Are you still camping or do you already live?

In October 1980, in protest against the increasing housing shortage of students in the city, the AStA (Student Union) erected several tents near the student halls of residence in Morgenbreede. Two years earlier, the AStA (Student Union), Studentenwerk (Association for Student Affairs), the University and the city of Bielefeld had already launched the joint campaign “Student(in) sucht Zimmer” (student seeks room). Flyers and posters were distributed and stands and banners placed in Bielefeld city centre. The Mayor of Bielefeld and the Rektor of Bielefeld University also appealed to the public, and advertisements and articles appeared in the press and on the radio with the aim of encouraging the Bielefeld population to provide more living spaces for students. Despite these efforts, the campaign had limited success.  

Tents as a stopgap measure for students looking for a place to live, erected by the AStA (Student Union) at Morgenbreede, October 1980.

Photo: Helga Wehmeyer
Source: Universitätsarchiv Bielefeld, FOS 01104

Bielefeld was not the only university town in Germany to have this problem. Almost all towns had difficulties with student housing shortages. While the number of students continued to rise, federal expenditure for building new student housing was reduced. In Bielefeld, this problem was alleviated to an extent by the involvement of the Westfälisch-Lippische Universitätgesellschaft (University Society) in the construction of new student housing at Lohmannshof. This issue, however, is still highly topical in times of rising rents, especially in conurbations.

The biggest problems facing students seeking accommodation have not changed since the 1980s: In many cases, the rent for students was prohibitively high or the landlord made unreasonable demands. At the time of the “Tent City”, the official halls of residence were only big enough to accommodate just under 10 per cent of students (1,217 places in halls of residence for around 12,000 students). More than 35 years later, this ratio still holds true (2,447 places for approximately 24,500 students). Nevertheless, the housing situation for students has eased since the AStA (Student Union) tent protest on the university grounds because now considerably more apartments are rented by private individuals to students than at the beginning of the 1980s.

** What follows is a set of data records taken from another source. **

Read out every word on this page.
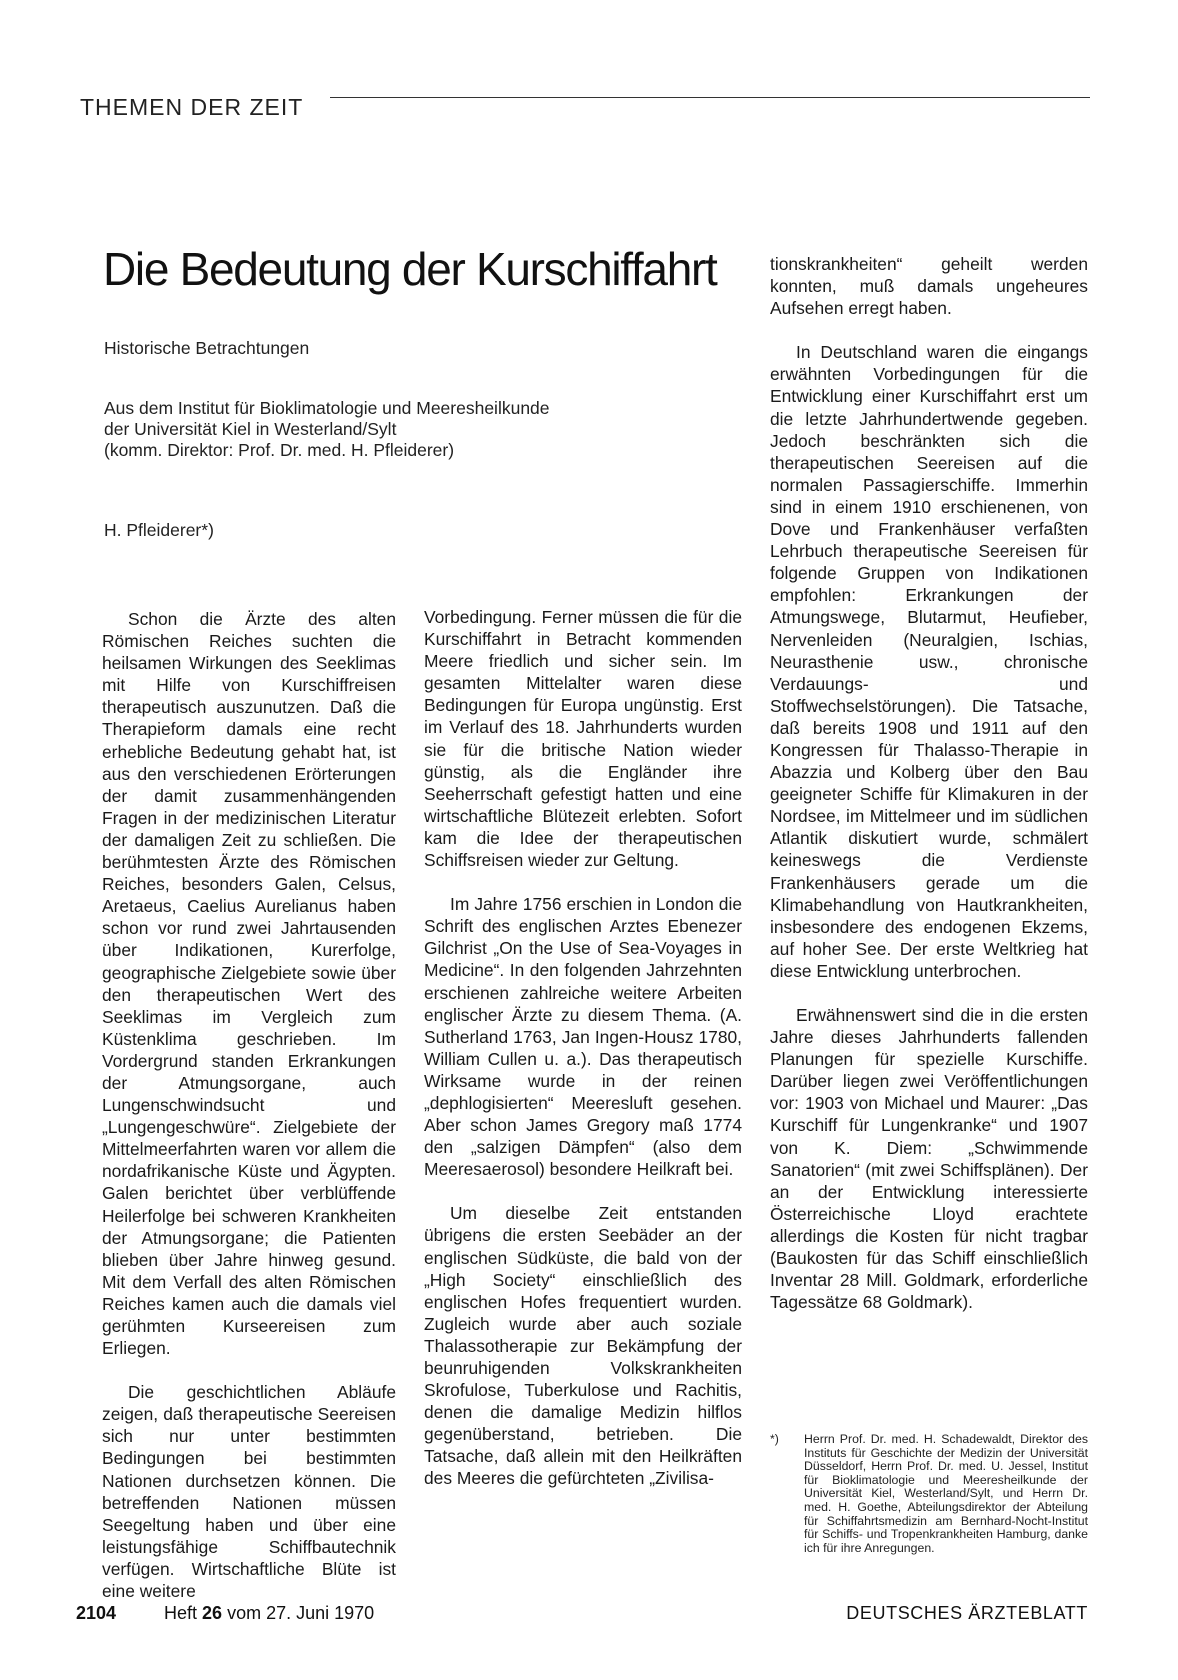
THEMEN DER ZEIT
Die Bedeutung der Kurschiffahrt
Historische Betrachtungen
Aus dem Institut für Bioklimatologie und Meeresheilkunde
der Universität Kiel in Westerland/Sylt
(komm. Direktor: Prof. Dr. med. H. Pfleiderer)
H. Pfleiderer*)

Schon die Ärzte des alten Römischen Reiches suchten die heilsamen Wirkungen des Seeklimas mit Hilfe von Kurschiffreisen therapeutisch auszunutzen. Daß die Therapieform damals eine recht erhebliche Bedeutung gehabt hat, ist aus den verschiedenen Erörterungen der damit zusammenhängenden Fragen in der medizinischen Literatur der damaligen Zeit zu schließen. Die berühmtesten Ärzte des Römischen Reiches, besonders Galen, Celsus, Aretaeus, Caelius Aurelianus haben schon vor rund zwei Jahrtausenden über Indikationen, Kurerfolge, geographische Zielgebiete sowie über den therapeutischen Wert des Seeklimas im Vergleich zum Küstenklima geschrieben. Im Vordergrund standen Erkrankungen der Atmungsorgane, auch Lungenschwindsucht und „Lungengeschwüre“. Zielgebiete der Mittelmeerfahrten waren vor allem die nordafrikanische Küste und Ägypten. Galen berichtet über verblüffende Heilerfolge bei schweren Krankheiten der Atmungsorgane; die Patienten blieben über Jahre hinweg gesund. Mit dem Verfall des alten Römischen Reiches kamen auch die damals viel gerühmten Kurseereisen zum Erliegen.

Die geschichtlichen Abläufe zeigen, daß therapeutische Seereisen sich nur unter bestimmten Bedingungen bei bestimmten Nationen durchsetzen können. Die betreffenden Nationen müssen Seegeltung haben und über eine leistungsfähige Schiffbautechnik verfügen. Wirtschaftliche Blüte ist eine weitere

Vorbedingung. Ferner müssen die für die Kurschiffahrt in Betracht kommenden Meere friedlich und sicher sein. Im gesamten Mittelalter waren diese Bedingungen für Europa ungünstig. Erst im Verlauf des 18. Jahrhunderts wurden sie für die britische Nation wieder günstig, als die Engländer ihre Seeherrschaft gefestigt hatten und eine wirtschaftliche Blütezeit erlebten. Sofort kam die Idee der therapeutischen Schiffsreisen wieder zur Geltung.

Im Jahre 1756 erschien in London die Schrift des englischen Arztes Ebenezer Gilchrist „On the Use of Sea-Voyages in Medicine“. In den folgenden Jahrzehnten erschienen zahlreiche weitere Arbeiten englischer Ärzte zu diesem Thema. (A. Sutherland 1763, Jan Ingen-Housz 1780, William Cullen u. a.). Das therapeutisch Wirksame wurde in der reinen „dephlogisierten“ Meeresluft gesehen. Aber schon James Gregory maß 1774 den „salzigen Dämpfen“ (also dem Meeresaerosol) besondere Heilkraft bei.

Um dieselbe Zeit entstanden übrigens die ersten Seebäder an der englischen Südküste, die bald von der „High Society“ einschließlich des englischen Hofes frequentiert wurden. Zugleich wurde aber auch soziale Thalassotherapie zur Bekämpfung der beunruhigenden Volkskrankheiten Skrofulose, Tuberkulose und Rachitis, denen die damalige Medizin hilflos gegenüberstand, betrieben. Die Tatsache, daß allein mit den Heilkräften des Meeres die gefürchteten „Zivilisa-

tionskrankheiten“ geheilt werden konnten, muß damals ungeheures Aufsehen erregt haben.

In Deutschland waren die eingangs erwähnten Vorbedingungen für die Entwicklung einer Kurschiffahrt erst um die letzte Jahrhundertwende gegeben. Jedoch beschränkten sich die therapeutischen Seereisen auf die normalen Passagierschiffe. Immerhin sind in einem 1910 erschienenen, von Dove und Frankenhäuser verfaßten Lehrbuch therapeutische Seereisen für folgende Gruppen von Indikationen empfohlen: Erkrankungen der Atmungswege, Blutarmut, Heufieber, Nervenleiden (Neuralgien, Ischias, Neurasthenie usw., chronische Verdauungs- und Stoffwechselstörungen). Die Tatsache, daß bereits 1908 und 1911 auf den Kongressen für Thalasso-Therapie in Abazzia und Kolberg über den Bau geeigneter Schiffe für Klimakuren in der Nordsee, im Mittelmeer und im südlichen Atlantik diskutiert wurde, schmälert keineswegs die Verdienste Frankenhäusers gerade um die Klimabehandlung von Hautkrankheiten, insbesondere des endogenen Ekzems, auf hoher See. Der erste Weltkrieg hat diese Entwicklung unterbrochen.

Erwähnenswert sind die in die ersten Jahre dieses Jahrhunderts fallenden Planungen für spezielle Kurschiffe. Darüber liegen zwei Veröffentlichungen vor: 1903 von Michael und Maurer: „Das Kurschiff für Lungenkranke“ und 1907 von K. Diem: „Schwimmende Sanatorien“ (mit zwei Schiffsplänen). Der an der Entwicklung interessierte Österreichische Lloyd erachtete allerdings die Kosten für nicht tragbar (Baukosten für das Schiff einschließlich Inventar 28 Mill. Goldmark, erforderliche Tagessätze 68 Goldmark).

*)	Herrn Prof. Dr. med. H. Schadewaldt, Direktor des Instituts für Geschichte der Medizin der Universität Düsseldorf, Herrn Prof. Dr. med. U. Jessel, Institut für Bioklimatologie und Meeresheilkunde der Universität Kiel, Westerland/Sylt, und Herrn Dr. med. H. Goethe, Abteilungsdirektor der Abteilung für Schiffahrtsmedizin am Bernhard-Nocht-Institut für Schiffs- und Tropenkrankheiten Hamburg, danke ich für ihre Anregungen.
2104	Heft 26 vom 27. Juni 1970	DEUTSCHES ÄRZTEBLATT
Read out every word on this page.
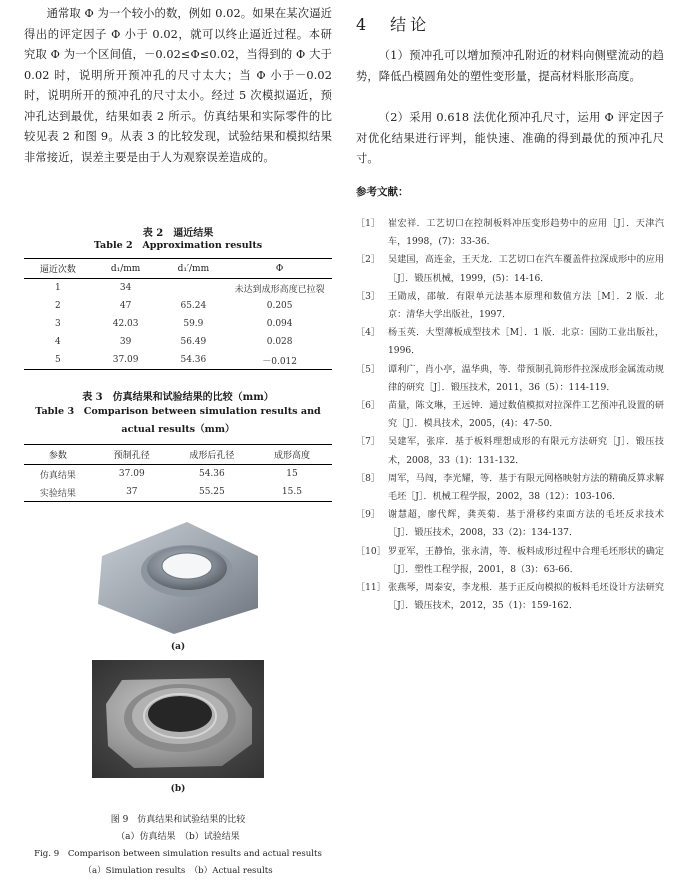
通常取 Φ 为一个较小的数，例如 0.02。如果在某次逼近得出的评定因子 Φ 小于 0.02，就可以终止逼近过程。本研究取 Φ 为一个区间值，－0.02≤Φ≤0.02，当得到的 Φ 大于 0.02 时，说明所开预冲孔的尺寸太大；当 Φ 小于－0.02 时，说明所开的预冲孔的尺寸太小。经过 5 次模拟逼近，预冲孔达到最优，结果如表 2 所示。仿真结果和实际零件的比较见表 2 和图 9。从表 3 的比较发现，试验结果和模拟结果非常接近，误差主要是由于人为观察误差造成的。
表 2　逼近结果
Table 2　Approximation results
逼近次数	d₁/mm	d₁′/mm	Φ
1	34		未达到成形高度已拉裂
2	47	65.24	0.205
3	42.03	59.9	0.094
4	39	56.49	0.028
5	37.09	54.36	－0.012
表 3　仿真结果和试验结果的比较（mm）
Table 3　Comparison between simulation results and
actual results（mm）
参数	预制孔径	成形后孔径	成形高度
仿真结果	37.09	54.36	15
实验结果	37	55.25	15.5
(a)
(b)
图 9　仿真结果和试验结果的比较
（a）仿真结果　（b）试验结果
Fig. 9　Comparison between simulation results and actual results
（a）Simulation results　（b）Actual results
4　结论
（1）预冲孔可以增加预冲孔附近的材料向侧壁流动的趋势，降低凸模圆角处的塑性变形量，提高材料胀形高度。
（2）采用 0.618 法优化预冲孔尺寸，运用 Φ 评定因子对优化结果进行评判，能快速、准确的得到最优的预冲孔尺寸。
参考文献：
［1］ 崔宏祥．工艺切口在控制板料冲压变形趋势中的应用［J］．天津汽车，1998，(7)：33-36．
［2］ 吴建国，高连金，王天龙．工艺切口在汽车覆盖件拉深成形中的应用［J］．锻压机械，1999，(5)：14-16．
［3］ 王勖成，邵敏．有限单元法基本原理和数值方法［M］．2 版．北京：清华大学出版社，1997．
［4］ 杨玉英．大型薄板成型技术［M］．1 版．北京：国防工业出版社，1996．
［5］ 谭利广，肖小亭，温华典，等．带预制孔筒形件拉深成形金属流动规律的研究［J］．锻压技术，2011，36（5）：114-119．
［6］ 苗量，陈文琳，王远钟．通过数值模拟对拉深件工艺预冲孔设置的研究［J］．模具技术，2005，(4)：47-50．
［7］ 吴建军，张庠．基于板料理想成形的有限元方法研究［J］．锻压技术，2008，33（1)：131-132．
［8］ 周军，马闯，李光耀，等．基于有限元网格映射方法的精确反算求解毛坯［J］．机械工程学报，2002，38（12）：103-106．
［9］ 谢慧超，廖代辉，龚英菊．基于滑移约束面方法的毛坯反求技术［J］．锻压技术，2008，33（2)：134-137．
［10］ 罗亚军，王静怡，张永清，等．板料成形过程中合理毛坯形状的确定［J］．塑性工程学报，2001，8（3)：63-66．
［11］ 张燕琴，周泰安，李龙根．基于正反向模拟的板料毛坯设计方法研究［J］．锻压技术，2012，35（1)：159-162．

A poster by the Studentenwerk (Association for Student Affairs), appealing for accommodation for students, 1978.

Source: Universitätsarchiv Bielefeld, PL 3/184

„No flat, no money – we live in a tent“

On 30 April, 1992, another “tent city” appeared on the university grounds. Thirty students, vocational students and a number of unemployed persons set up camp in the meadow next to the university power plant. In a leaflet, the group proclaimed: “No flat, no money – we live in a tent”. The pamphlet called on the then city director, Jürgen Heinrich, to provide adequate amounts of affordable housing in Bielefeld. The text finished with a well-known political slogan from Germany’s history: “Friede den Hütten! – Krieg den Palästen!” (Peace to the shacks! – War to the palaces!). The tents remained on the university grounds until the end of July, but new occupants moved in: In the final stage, no member of the initial group of activists were living there, only other homeless people. After the camp was taken down, the remaining tent dwellers were placed by the city in shelters for the homeless and allocated social housing.

Tent city on the meadow by the power station in front of the University, May 1992.